Two pieces of the new legislation could have significantly improved the quality of the package. Unfortunately they have been watered down so as to become virtually void.
- The first is a provision allowing employers and employees to sign firm-level labour contracts in violation of nationwide contracts and, within some limits, also of existing labour laws.
Such contracts would only require the approval of a majority of the firms' employees. Unfortunately, at the last minute the government has surrendered to the unions, making the bill almost irrelevant. The new firm-level contracts cannot be freely negotiated by employers and employees, but will require the involvement of a nationwide union. Thus the monopoly power of national unions has been protected.
- A second provision delegates the government to adopt a wide-ranging reform of Italy's welfare system.
But instead of indicating how such a reform should be designed, the bill accepts that reforming the welfare system might be impossible, and introduces a safety net. If the savings produced by the welfare reform are indeed impossible to obtain, they will be automatically replaced by cuts in tax expenditures, i.e. by an increase in the tax burden. In the past we have had several proposals of welfare reform, probably the most notable one from a commission chaired by Professor Onofri in 1997. It included several important proposals that were never implemented.
Looking at what happened in Italy in the recent past is a good predictor of what may happen going forward. Italy enacted a similar policy shift in the 1990s. In the run-up to the euro, between the early 1990s and 1997, the primary surplus also increased by 6% of GDP, and also mostly through higher taxes. The lesson from that experience is not encouraging. Italy did make it into the euro, but growth slowed down – from an average of 2% in the 1990s to 1% in the following decade. Moreover, the fiscal correction did not stick. By 2005, the primary surplus had vanished.

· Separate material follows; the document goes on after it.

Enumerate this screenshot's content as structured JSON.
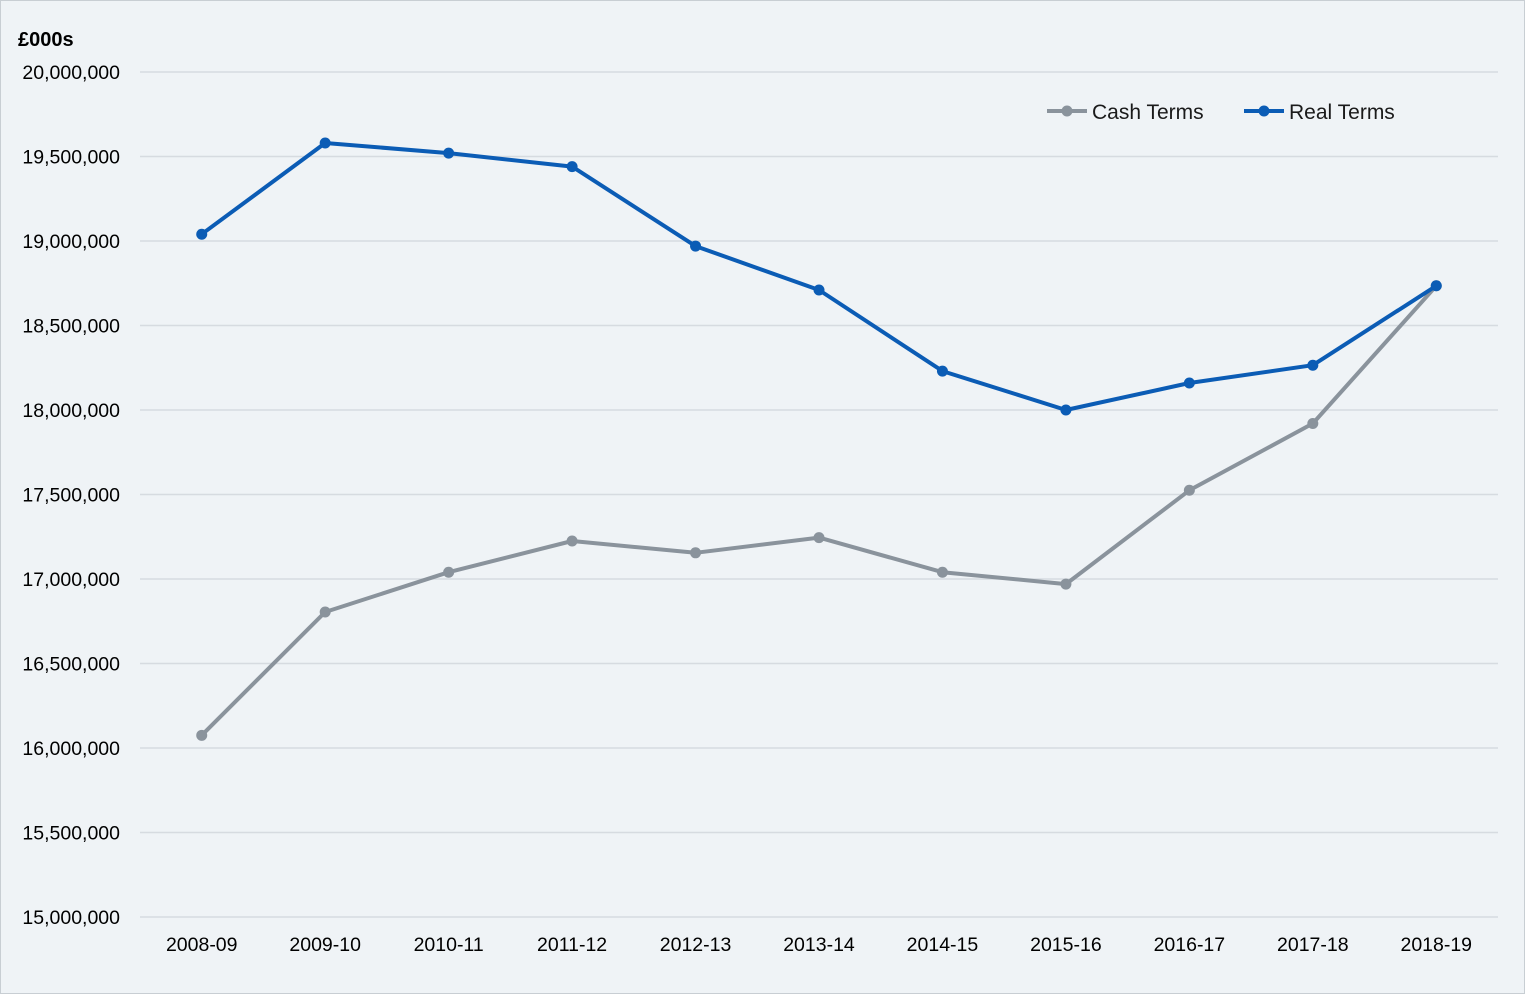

The experience of Italy in the 1990s is consistent with three lessons that we have learned from examining examples of large fiscal consolidation in OECD countries with a government sector that accounts for well over 40% of GDP:
1. Only fiscal adjustments based on structural reductions in spending (as opposed to temporary cuts) can have a lasting effect on the debt-to-GDP ratio.
Tax-based adjustments simply keep filling the holes in the budget opened by automatic increases in spending.

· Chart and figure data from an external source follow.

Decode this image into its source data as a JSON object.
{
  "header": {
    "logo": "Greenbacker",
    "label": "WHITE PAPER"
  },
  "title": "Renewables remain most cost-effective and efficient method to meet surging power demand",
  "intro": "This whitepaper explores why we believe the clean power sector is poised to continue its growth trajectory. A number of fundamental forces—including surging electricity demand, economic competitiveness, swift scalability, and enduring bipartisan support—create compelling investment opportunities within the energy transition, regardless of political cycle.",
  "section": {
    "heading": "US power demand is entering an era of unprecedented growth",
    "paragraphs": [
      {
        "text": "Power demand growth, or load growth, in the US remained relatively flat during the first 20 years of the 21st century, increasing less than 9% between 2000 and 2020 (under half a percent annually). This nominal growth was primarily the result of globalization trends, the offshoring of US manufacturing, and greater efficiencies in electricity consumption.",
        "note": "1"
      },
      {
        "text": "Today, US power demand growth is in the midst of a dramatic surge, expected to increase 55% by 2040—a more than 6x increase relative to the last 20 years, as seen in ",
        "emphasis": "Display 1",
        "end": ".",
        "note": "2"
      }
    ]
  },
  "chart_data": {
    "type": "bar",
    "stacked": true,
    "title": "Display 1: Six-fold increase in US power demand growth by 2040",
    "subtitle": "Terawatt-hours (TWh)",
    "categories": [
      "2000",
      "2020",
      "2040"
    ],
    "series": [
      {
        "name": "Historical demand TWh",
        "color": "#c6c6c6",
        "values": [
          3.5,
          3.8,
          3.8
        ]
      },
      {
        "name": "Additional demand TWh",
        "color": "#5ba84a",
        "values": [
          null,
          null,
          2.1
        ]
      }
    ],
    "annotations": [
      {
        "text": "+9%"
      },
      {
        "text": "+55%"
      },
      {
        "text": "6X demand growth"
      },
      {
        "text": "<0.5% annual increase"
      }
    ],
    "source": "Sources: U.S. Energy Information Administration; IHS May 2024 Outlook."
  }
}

2. Cuts to government spending have smaller recessionary effects than tax increases.
3. To the extent that spending cuts have a negative effect of output, this can be offset by enacting structural, growth-enhancing measures.
Understanding – and acting on – these lessons is more important than balancing the budget in one or two years' time. A budget-balancing act achieved in the wrong way is not sustainable and is not a good medicine. Investors understand what is happening and may offset tax increases with corresponding increases in the cost of issuing government bonds.
Countries such as Ireland, Portugal, Spain and the UK have understood these lessons and are, albeit with many difficulties, trying to move in this direction. They face a few very difficult years, but growth will eventually resume with sound public finances. Italy has moved in the opposite direction. There will be costs, and these costs will be long lasting and perhaps even pointless. Growth will not resume and there is a real possibility that the budget may not be stabilised. The IMF knows the three lessons very well. This is why it predicts that the new Italian budget will slow down growth and, because of this, will fail to achieve its stated debt reduction objective.
We offer a prediction: Italy will soon enter a recession. The budget may not be balanced, but the country will be kept afloat, inside the euro, by the continuing ECB bond purchases. These purchases – like an aspirin for a patient who has pneumonia – will delude Italians that the pneumonia is gone, while it is still there.
At some point, Italy will be hit by a new crisis. To avoid a default, a new government (right or left – it will make no difference) will introduce a “one shot” wealth tax, which many in Italy are advocating. This will reduce the deficit temporarily, but also growth. And so the vicious cycle will start again.
It is apparent that Italy needs a “change of regime” – a package of extensive fiscal and structural reforms. Unfortunately, it is not obvious that a majority of Italians have understood that the current political class is not capable of leading the country in the right direction.